Ist auf jeden Fall sehr wichtig. Aber wie sieht es denn mit dem Schutz der Mehrheit in diesem Land aus. Nämlich um die, die diesen Staat finanzieren. Das scheint keine Priorität zu haben. Die, die abhängig beschäftigt sind haben die grössten Lasten tragen und werden geradezu ausgebeutet, um dann später mit einer Rente auf H4 abgespeist zu werden. Alle anderen machen sich einen schlanken Fuss.
Mein Dank gilt all den Politikern, die das ermöglichen. Mein Kreuz bekommt die so ungeliebte aber demokratisch gewählte Partei

Merkel: "Es darf nichts ins ..."

Rutschen, das mag ja sein, aber die Dinge müssen in Bewegung bleiben, die Welt dreht sich ja auch weiter...

Europa

„damit Wohlstand, Frieden und Freiheit gesichert bleiben“ - absurd, dass ausgerechnet sie das betont, denn genau diese Werte sind durch ihre laisser-faire-Politik in der Migrationsfrage nun in Europa gefährdet.

//Minderheitenschutz,

//Minderheitenschutz, Pressefreiheit, unabhängige Gerichte
"Demokratie ist mehr, als dass nur irgendjemand eine Mehrheit bekommt“, sagte die Kanzlerin. "Demokratie ist Minderheitenschutz, Pressefreiheit, Demonstrationsmöglichkeiten, Demokratie sind unabhängige Gerichte."//
Alles richtig Frau Merkel, aber:
//Man müsse die Institutionen "jede in ihrer Unabhängigkeit" achten - auch hinsichtlich der Sprache.//
Zur Demokratie gehört aber auch eine unabhängige Regierung (Stichwort Lobbyismus), eine anständige(!) Sozialpolitik (Pflege, Renten u.v.m.) und Wohnungspolitik und kein Regieren gegen eine große Mehrheit im Volk (Stichwort Waffenexporte).

Die üblichen Worthülsen

Drumrumreden, schönfärben, verharmlosen, die üblichen Plattitüden.

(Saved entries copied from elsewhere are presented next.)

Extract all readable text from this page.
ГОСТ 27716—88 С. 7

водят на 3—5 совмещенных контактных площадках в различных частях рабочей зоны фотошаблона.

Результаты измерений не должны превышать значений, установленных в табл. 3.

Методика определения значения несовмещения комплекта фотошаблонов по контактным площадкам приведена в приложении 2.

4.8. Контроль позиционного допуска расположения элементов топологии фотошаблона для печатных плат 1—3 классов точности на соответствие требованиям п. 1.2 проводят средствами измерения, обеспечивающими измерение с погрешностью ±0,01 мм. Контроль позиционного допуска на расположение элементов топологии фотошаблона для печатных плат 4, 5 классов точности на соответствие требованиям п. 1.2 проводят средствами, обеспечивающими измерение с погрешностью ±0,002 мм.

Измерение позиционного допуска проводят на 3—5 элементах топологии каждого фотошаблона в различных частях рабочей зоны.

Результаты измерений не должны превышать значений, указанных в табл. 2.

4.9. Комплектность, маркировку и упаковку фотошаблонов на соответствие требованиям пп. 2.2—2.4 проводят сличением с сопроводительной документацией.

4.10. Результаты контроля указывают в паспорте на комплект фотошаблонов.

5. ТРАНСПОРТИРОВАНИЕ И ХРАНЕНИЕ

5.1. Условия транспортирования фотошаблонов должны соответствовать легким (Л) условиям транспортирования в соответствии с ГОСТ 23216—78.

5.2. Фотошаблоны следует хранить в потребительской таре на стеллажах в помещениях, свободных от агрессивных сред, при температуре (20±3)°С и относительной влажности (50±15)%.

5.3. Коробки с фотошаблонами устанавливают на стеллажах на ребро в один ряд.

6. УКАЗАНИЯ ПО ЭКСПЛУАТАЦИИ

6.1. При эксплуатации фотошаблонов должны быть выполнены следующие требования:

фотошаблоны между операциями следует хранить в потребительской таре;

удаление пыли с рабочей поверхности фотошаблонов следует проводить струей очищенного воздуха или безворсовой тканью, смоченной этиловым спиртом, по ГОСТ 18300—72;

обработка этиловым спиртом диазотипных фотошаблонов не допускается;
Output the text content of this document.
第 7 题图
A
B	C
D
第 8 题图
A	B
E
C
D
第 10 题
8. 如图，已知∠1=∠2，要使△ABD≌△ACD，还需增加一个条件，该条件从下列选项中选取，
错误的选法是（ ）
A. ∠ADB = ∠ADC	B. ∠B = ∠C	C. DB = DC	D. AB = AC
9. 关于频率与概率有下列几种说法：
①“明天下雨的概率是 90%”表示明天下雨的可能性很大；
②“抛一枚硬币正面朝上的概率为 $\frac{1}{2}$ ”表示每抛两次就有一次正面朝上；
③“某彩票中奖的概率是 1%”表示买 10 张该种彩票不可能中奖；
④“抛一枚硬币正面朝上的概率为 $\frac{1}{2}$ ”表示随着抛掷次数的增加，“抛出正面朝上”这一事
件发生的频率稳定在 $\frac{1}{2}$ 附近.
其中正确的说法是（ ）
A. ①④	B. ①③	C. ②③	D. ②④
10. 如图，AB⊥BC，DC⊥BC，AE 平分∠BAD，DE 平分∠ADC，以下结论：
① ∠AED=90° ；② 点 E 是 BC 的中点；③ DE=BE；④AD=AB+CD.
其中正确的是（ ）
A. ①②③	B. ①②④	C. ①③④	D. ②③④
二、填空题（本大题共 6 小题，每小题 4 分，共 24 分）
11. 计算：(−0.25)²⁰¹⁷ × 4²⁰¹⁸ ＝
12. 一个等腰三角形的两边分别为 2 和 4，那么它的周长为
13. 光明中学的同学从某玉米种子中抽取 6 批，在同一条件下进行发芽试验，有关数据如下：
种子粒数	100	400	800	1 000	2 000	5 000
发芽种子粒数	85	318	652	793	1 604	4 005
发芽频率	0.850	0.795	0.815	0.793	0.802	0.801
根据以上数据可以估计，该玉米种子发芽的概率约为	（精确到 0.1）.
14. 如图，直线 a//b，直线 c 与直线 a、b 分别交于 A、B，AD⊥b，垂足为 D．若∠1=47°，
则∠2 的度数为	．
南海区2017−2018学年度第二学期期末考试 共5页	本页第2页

Also nichts Neues aus Berlin.

Es darf nichts ins Rutschen kommen.

In den letzten Jahren ist aber so einiges ins Rutschen gekommen, Frau Merkel. Und es rutscht weiter.

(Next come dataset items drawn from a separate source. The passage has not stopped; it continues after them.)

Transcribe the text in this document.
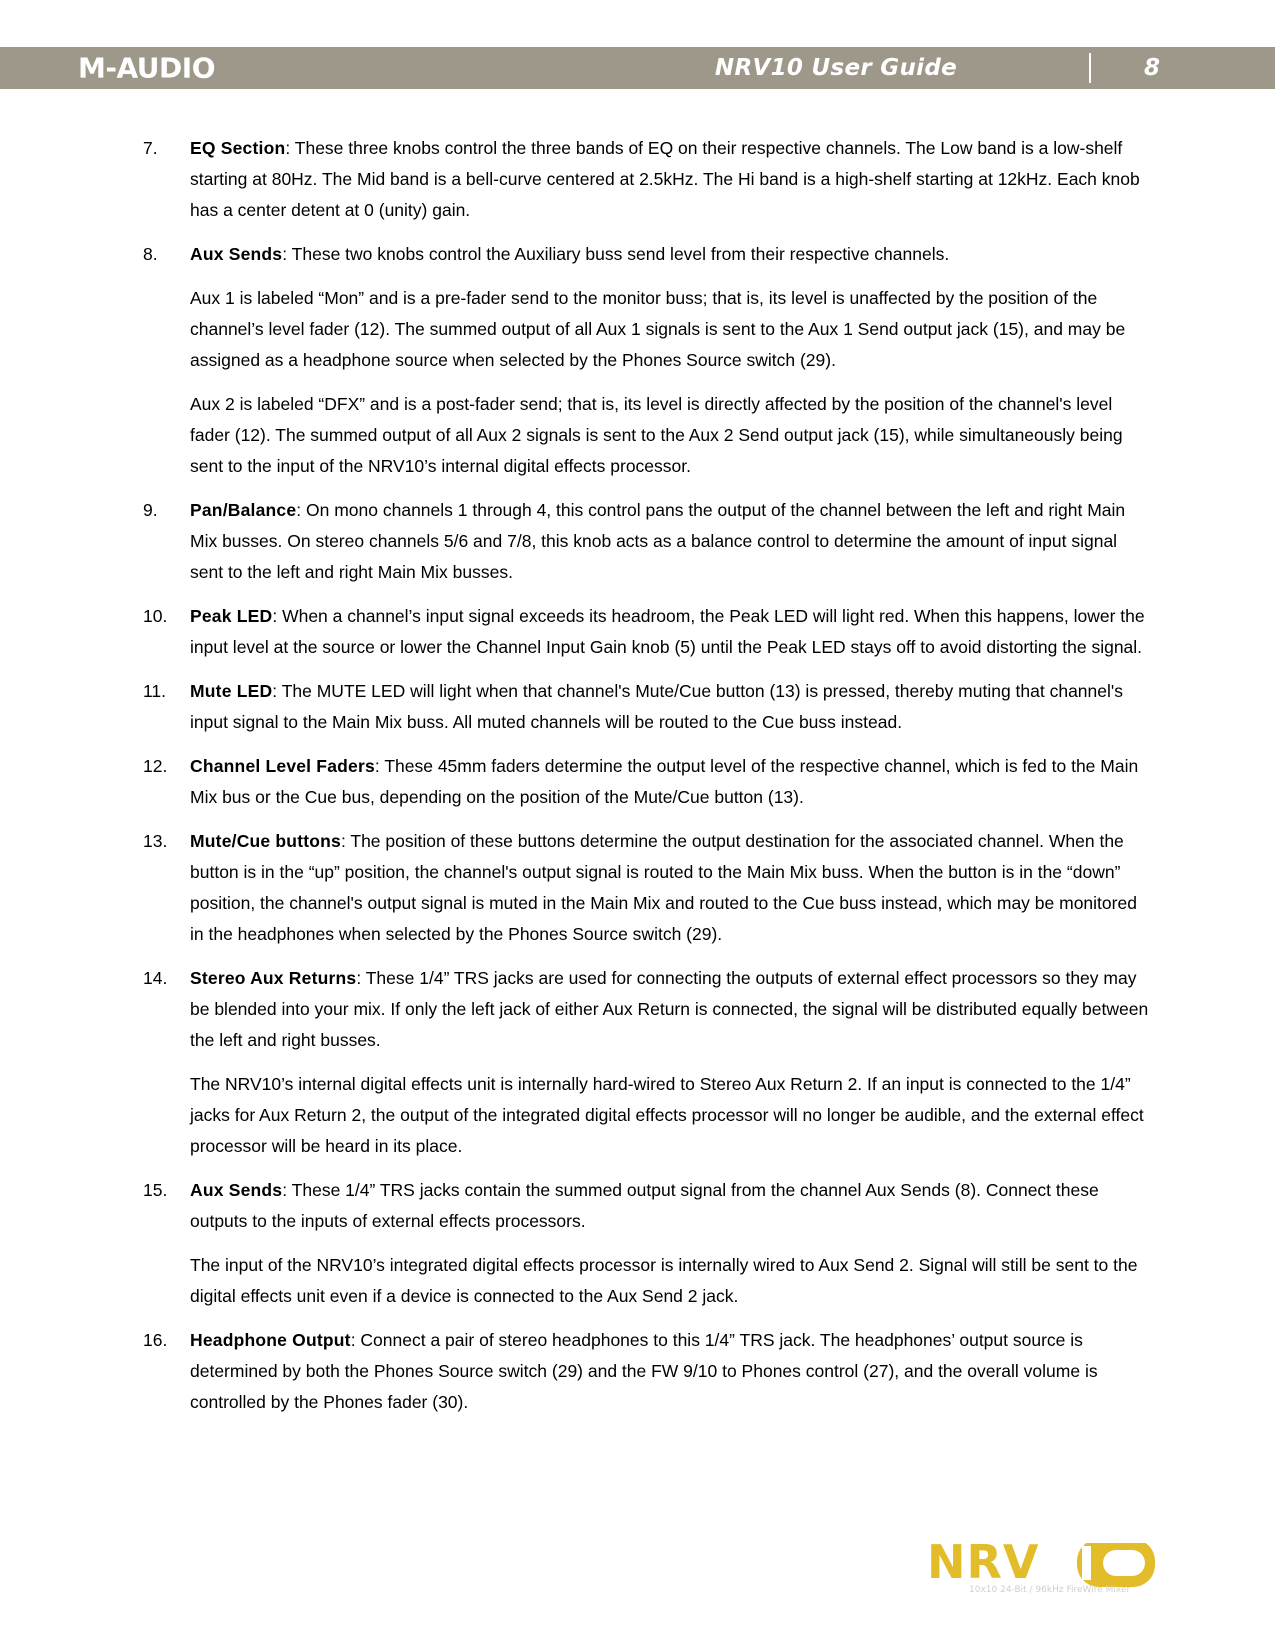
M-AUDIO	NRV10 User Guide	8
7.	EQ Section: These three knobs control the three bands of EQ on their respective channels. The Low band is a low-shelf starting at 80Hz. The Mid band is a bell-curve centered at 2.5kHz. The Hi band is a high-shelf starting at 12kHz. Each knob has a center detent at 0 (unity) gain.

8.	Aux Sends: These two knobs control the Auxiliary buss send level from their respective channels.

Aux 1 is labeled “Mon” and is a pre-fader send to the monitor buss; that is, its level is unaffected by the position of the channel’s level fader (12). The summed output of all Aux 1 signals is sent to the Aux 1 Send output jack (15), and may be assigned as a headphone source when selected by the Phones Source switch (29).

Aux 2 is labeled “DFX” and is a post-fader send; that is, its level is directly affected by the position of the channel's level fader (12). The summed output of all Aux 2 signals is sent to the Aux 2 Send output jack (15), while simultaneously being sent to the input of the NRV10’s internal digital effects processor.

9.	Pan/Balance: On mono channels 1 through 4, this control pans the output of the channel between the left and right Main Mix busses. On stereo channels 5/6 and 7/8, this knob acts as a balance control to determine the amount of input signal sent to the left and right Main Mix busses.

10.	Peak LED: When a channel’s input signal exceeds its headroom, the Peak LED will light red. When this happens, lower the input level at the source or lower the Channel Input Gain knob (5) until the Peak LED stays off to avoid distorting the signal.

11.	Mute LED: The MUTE LED will light when that channel's Mute/Cue button (13) is pressed, thereby muting that channel's input signal to the Main Mix buss. All muted channels will be routed to the Cue buss instead.

12.	Channel Level Faders: These 45mm faders determine the output level of the respective channel, which is fed to the Main Mix bus or the Cue bus, depending on the position of the Mute/Cue button (13).

13.	Mute/Cue buttons: The position of these buttons determine the output destination for the associated channel. When the button is in the “up” position, the channel's output signal is routed to the Main Mix buss. When the button is in the “down” position, the channel's output signal is muted in the Main Mix and routed to the Cue buss instead, which may be monitored in the headphones when selected by the Phones Source switch (29).

14.	Stereo Aux Returns: These 1/4” TRS jacks are used for connecting the outputs of external effect processors so they may be blended into your mix. If only the left jack of either Aux Return is connected, the signal will be distributed equally between the left and right busses.

The NRV10’s internal digital effects unit is internally hard-wired to Stereo Aux Return 2. If an input is connected to the 1/4” jacks for Aux Return 2, the output of the integrated digital effects processor will no longer be audible, and the external effect processor will be heard in its place.

15.	Aux Sends: These 1/4” TRS jacks contain the summed output signal from the channel Aux Sends (8). Connect these outputs to the inputs of external effects processors.

The input of the NRV10’s integrated digital effects processor is internally wired to Aux Send 2. Signal will still be sent to the digital effects unit even if a device is connected to the Aux Send 2 jack.

16.	Headphone Output: Connect a pair of stereo headphones to this 1/4” TRS jack. The headphones’ output source is determined by both the Phones Source switch (29) and the FW 9/10 to Phones control (27), and the overall volume is controlled by the Phones fader (30).

NRV
10x10 24-Bit / 96kHz FireWire Mixer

Langweilig. Die Interviews, die Frau Merkel

gibt, laufen immer nach dem gleichen Schema ab. Auf jede Frage der Journalisten wird am Anfang kurz eingegangen, den grössten Teil ihrer Anworten gestaltet sie aber ausschliesslich nach ihrem Gutdünken. Es sind auch immer die gleichen Themen die sie anschneidet, nämlich ihr Lieblingsthema: Europa. Sie übersieht da sehr gerne, dass es in den meisten der bald 27 EU-Länder gärt, sprich: die Bürger sind unzufrieden mit dem, was aus Brüssel kommt.
Und auch das, was unsere 3 Regierungsparteien abliefern, wird von ihr über den grünen Klee gelobt. Hallo! Die AfD liegt bei über 15%. Das bedeutet, dass mehr als 10 Mio. Menschen in Deutschland äusserst rechte Politik (Populisten) unterstützen. Sie sieht nicht, dass in Ungarn, Österreich, Italien, Polen bereits jetzt gegen Brüssel Mobil gemacht wird. Und ihre ständigen Wiederholungen, dass das Flüchtlingsproblem europäisch gelöst werden wird sind Wunschträume. Frau Merkel: hören sie sich mal in D um.
Es wird Zeit umzudenken.

In Europäischen Angelegenheit wenig initiiert

Dafür dass die Kanzlerin die Bedeutung der EU hervorstreicht hat sie eigentlich wenig für ihre Ausgestaltung getan: weder im Sinne eines visionären und charismatischen Fürsprechens (wie dies Macron 2017 tat) noch in der pragmatischen Festigung ihrer Errungenschaften: Griechenland wird in den nächsten 20 Jahren nicht auf den Damm kommen (das sehen auch OECD und IWF so) und die Eurokrise ist nicht aufgeschoben.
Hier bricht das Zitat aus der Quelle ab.